ALO - Entrei na Casa de Imagens convidado pelo Carlão Reichenbach. A minha participação foi igual a de todos os componentes - Júlio Calasso, Inácio Araujo, Guilherme de Almeida Prado, Andrea Tonacci, Carlão e eu. Fizemos um projeto juntos, que era de uma idéia original do Carlão de fazer seis longas-metragens seguidos, quase com a mesma equipe, cada um fazendo uma função no filme do outro. Essa simultaneidade baratearia a produção e poderia viabilizar os filmes num momento em que a produção brasileira estava parada. Escrevemos o projeto e aprovamos na Embrafilme. Cada um escreveu três argumentos, e, no nosso projeto, entre os 18 argumentos um seria escolhido para ser filmado. Todos entramos no edital da Secretaria de Cultura de SP - Primeiro Projeto de Cinema Paulista. Escrevi o roteiro de uma história minha chamada A Alma que tirou o corpo fora. Eu e o Guilherme conseguimos ganhar o edital. A idéia da Casa de Imagens, leia-se de Carlão, era ótima, mas infelizmente no nosso grupo só tinha realizadores e ninguém de produção, e a coisa desandou e tivemos que fechar as portas. Foi uma vida curta que rendeu duras experiências e solidificou boas amizades.

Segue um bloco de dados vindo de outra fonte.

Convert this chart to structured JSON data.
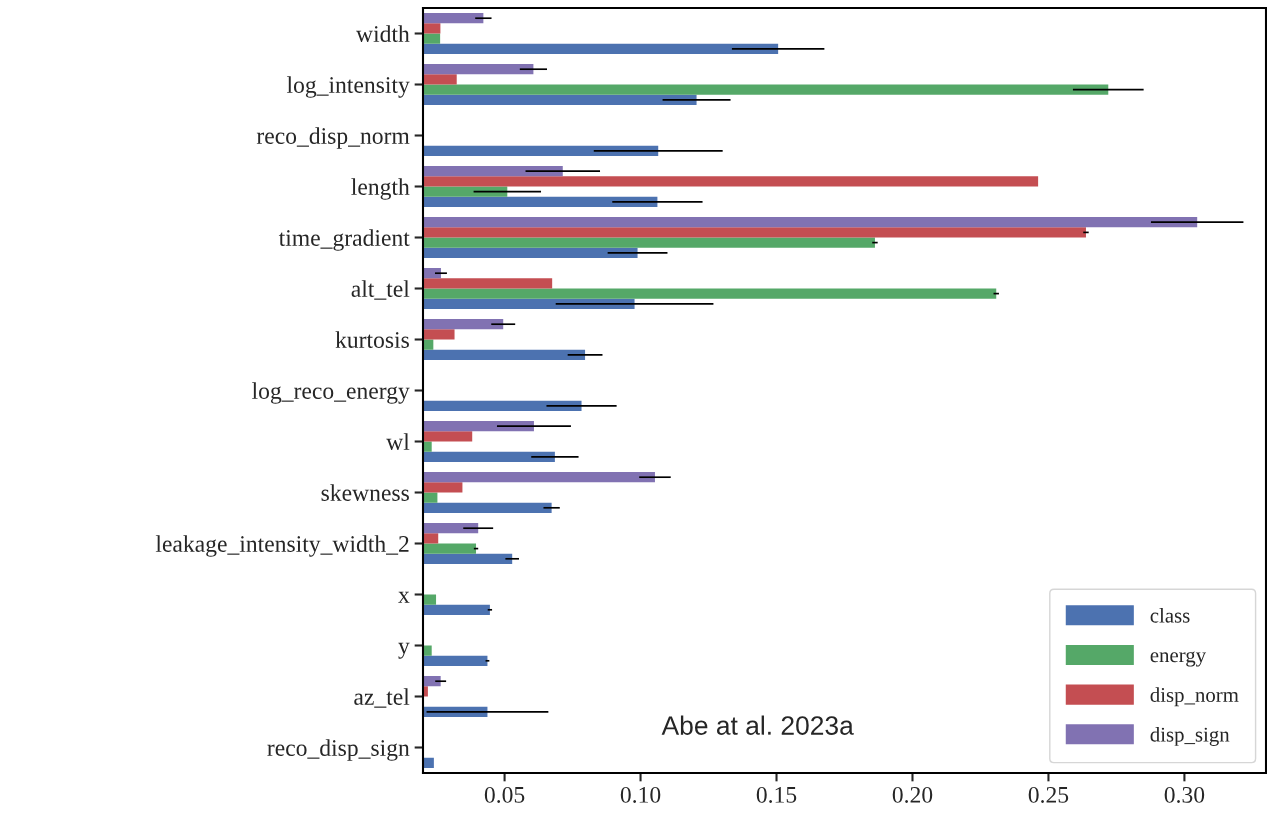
{
  "chart_data": {
    "type": "bar",
    "orientation": "horizontal",
    "categories": [
      "width",
      "log_intensity",
      "reco_disp_norm",
      "length",
      "time_gradient",
      "alt_tel",
      "kurtosis",
      "log_reco_energy",
      "wl",
      "skewness",
      "leakage_intensity_width_2",
      "x",
      "y",
      "az_tel",
      "reco_disp_sign"
    ],
    "series": [
      {
        "name": "class",
        "color": "#4c72b0",
        "values": [
          0.1506,
          0.1206,
          0.1065,
          0.1062,
          0.0989,
          0.0978,
          0.0796,
          0.0783,
          0.0685,
          0.0673,
          0.0528,
          0.0446,
          0.0437,
          0.0437,
          0.024
        ],
        "errors": [
          0.017,
          0.0125,
          0.0237,
          0.0166,
          0.011,
          0.029,
          0.0064,
          0.0129,
          0.0087,
          0.003,
          0.0025,
          0.0008,
          0.0007,
          0.0224,
          null
        ]
      },
      {
        "name": "energy",
        "color": "#55a868",
        "values": [
          0.0263,
          0.272,
          null,
          0.051,
          0.1862,
          0.2308,
          0.0238,
          null,
          0.0232,
          0.0253,
          0.0395,
          0.0248,
          0.0232,
          null,
          null
        ],
        "errors": [
          null,
          0.013,
          null,
          0.0124,
          0.001,
          0.001,
          null,
          null,
          null,
          null,
          0.0008,
          null,
          null,
          null,
          null
        ]
      },
      {
        "name": "disp_norm",
        "color": "#c44e52",
        "values": [
          0.0264,
          0.0324,
          null,
          0.2462,
          0.2638,
          0.0675,
          0.0316,
          null,
          0.0381,
          0.0345,
          0.0256,
          null,
          null,
          0.0218,
          null
        ],
        "errors": [
          null,
          null,
          null,
          null,
          0.001,
          null,
          null,
          null,
          null,
          null,
          null,
          null,
          null,
          null,
          null
        ]
      },
      {
        "name": "disp_sign",
        "color": "#8172b2",
        "values": [
          0.0422,
          0.0606,
          null,
          0.0714,
          0.3047,
          0.0266,
          0.0495,
          null,
          0.0608,
          0.1053,
          0.0403,
          null,
          null,
          0.0265,
          null
        ],
        "errors": [
          0.003,
          0.005,
          null,
          0.0137,
          0.017,
          0.0022,
          0.0044,
          null,
          0.0136,
          0.0058,
          0.0055,
          null,
          null,
          0.002,
          null
        ]
      }
    ],
    "xlim": [
      0.02,
      0.33
    ],
    "xticks": [
      0.05,
      {
        "value": 0.1,
        "label": "0.10"
      },
      0.15,
      {
        "value": 0.2,
        "label": "0.20"
      },
      0.25,
      {
        "value": 0.3,
        "label": "0.30"
      }
    ],
    "grid": false,
    "legend": "bottom right",
    "annotations": [
      "Abe at al. 2023a"
    ]
  }
}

Z – Por que não filmou A Alma que tirou o corpo fora?

ALO - Não filmei devido ao fechamento da Embrafilme. Quando acabou a Embrafilme, acabou o convênio com o Governo Paulista, através do qual eu tinha ganhado um concurso de roteiro para fazer o filme. Não filmei porque o filme era um pouco caro e o dinheiro não era suficiente, mas com parte desse dinheiro filmei Louco por Cinema em Brasília, que era mais barato.

Z - O que te levou a Brasília? Fixar residência lá?

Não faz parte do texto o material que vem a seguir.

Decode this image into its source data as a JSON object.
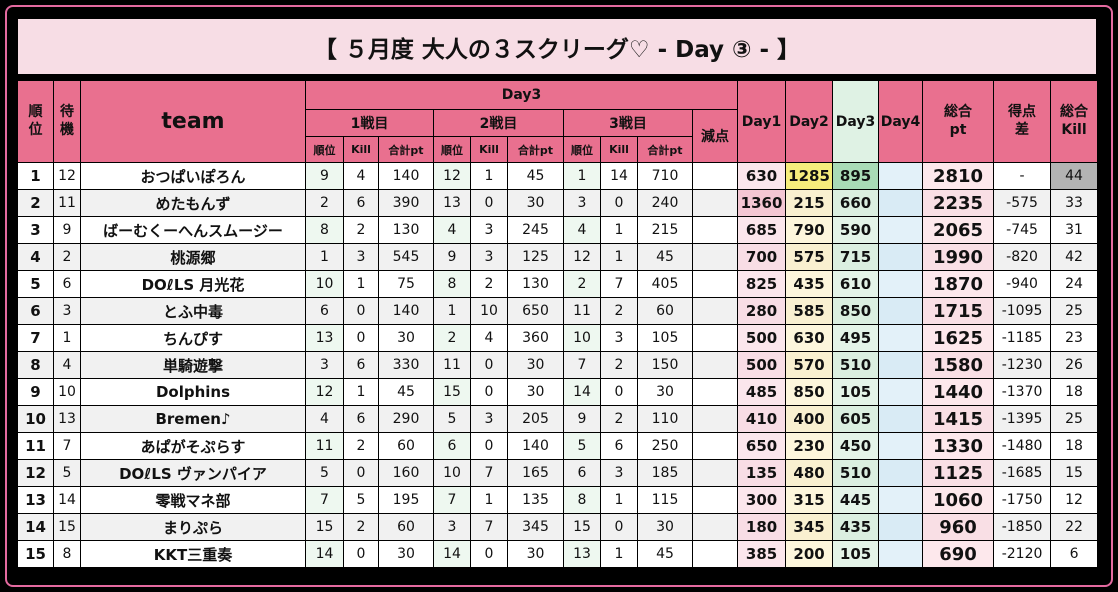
{
  "title": "【 ５月度 大人の３スクリーグ♡ - Day ③ - 】",
  "header": {
    "rank": "順位",
    "wait": "待機",
    "team": "team",
    "group": "Day3",
    "matches": [
      "1戦目",
      "2戦目",
      "3戦目"
    ],
    "sub": [
      "順位",
      "Kill",
      "合計pt"
    ],
    "penalty": "減点",
    "days": [
      "Day1",
      "Day2",
      "Day3",
      "Day4"
    ],
    "total": "総合pt",
    "diff": "得点差",
    "kill": "総合Kill"
  },
  "rows": [
    [
      1,
      12,
      "おつぱいぽろん",
      9,
      4,
      140,
      12,
      1,
      45,
      1,
      14,
      710,
      630,
      1285,
      895,
      2810,
      "-",
      44
    ],
    [
      2,
      11,
      "めたもんず",
      2,
      6,
      390,
      13,
      0,
      30,
      3,
      0,
      240,
      1360,
      215,
      660,
      2235,
      -575,
      33
    ],
    [
      3,
      9,
      "ばーむくーへんスムージー",
      8,
      2,
      130,
      4,
      3,
      245,
      4,
      1,
      215,
      685,
      790,
      590,
      2065,
      -745,
      31
    ],
    [
      4,
      2,
      "桃源郷",
      1,
      3,
      545,
      9,
      3,
      125,
      12,
      1,
      45,
      700,
      575,
      715,
      1990,
      -820,
      42
    ],
    [
      5,
      6,
      "DOℓLS 月光花",
      10,
      1,
      75,
      8,
      2,
      130,
      2,
      7,
      405,
      825,
      435,
      610,
      1870,
      -940,
      24
    ],
    [
      6,
      3,
      "とふ中毒",
      6,
      0,
      140,
      1,
      10,
      650,
      11,
      2,
      60,
      280,
      585,
      850,
      1715,
      -1095,
      25
    ],
    [
      7,
      1,
      "ちんぴす",
      13,
      0,
      30,
      2,
      4,
      360,
      10,
      3,
      105,
      500,
      630,
      495,
      1625,
      -1185,
      23
    ],
    [
      8,
      4,
      "単騎遊撃",
      3,
      6,
      330,
      11,
      0,
      30,
      7,
      2,
      150,
      500,
      570,
      510,
      1580,
      -1230,
      26
    ],
    [
      9,
      10,
      "Dolphins",
      12,
      1,
      45,
      15,
      0,
      30,
      14,
      0,
      30,
      485,
      850,
      105,
      1440,
      -1370,
      18
    ],
    [
      10,
      13,
      "Bremen♪",
      4,
      6,
      290,
      5,
      3,
      205,
      9,
      2,
      110,
      410,
      400,
      605,
      1415,
      -1395,
      25
    ],
    [
      11,
      7,
      "あぱがそぷらす",
      11,
      2,
      60,
      6,
      0,
      140,
      5,
      6,
      250,
      650,
      230,
      450,
      1330,
      -1480,
      18
    ],
    [
      12,
      5,
      "DOℓLS ヴァンパイア",
      5,
      0,
      160,
      10,
      7,
      165,
      6,
      3,
      185,
      135,
      480,
      510,
      1125,
      -1685,
      15
    ],
    [
      13,
      14,
      "零戦マネ部",
      7,
      5,
      195,
      7,
      1,
      135,
      8,
      1,
      115,
      300,
      315,
      445,
      1060,
      -1750,
      12
    ],
    [
      14,
      15,
      "まりぷら",
      15,
      2,
      60,
      3,
      7,
      345,
      15,
      0,
      30,
      180,
      345,
      435,
      960,
      -1850,
      22
    ],
    [
      15,
      8,
      "KKT三重奏",
      14,
      0,
      30,
      14,
      0,
      30,
      13,
      1,
      45,
      385,
      200,
      105,
      690,
      -2120,
      6
    ]
  ]
}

ALO - Um dos motivos foi o desencanto com a vida urbana das grandes cidades como São Paulo, onde vivia - moro numa chácara a 20 km do Plano Piloto. Outro motivo foi a percepção profunda de que tenho necessidade de uma vida contemplativa e silenciosa. É assim que me sinto feliz e criativo. Sem falar nas qualidades do ar e da natureza. Em Brasília, encontrei o lugar ideal para viver.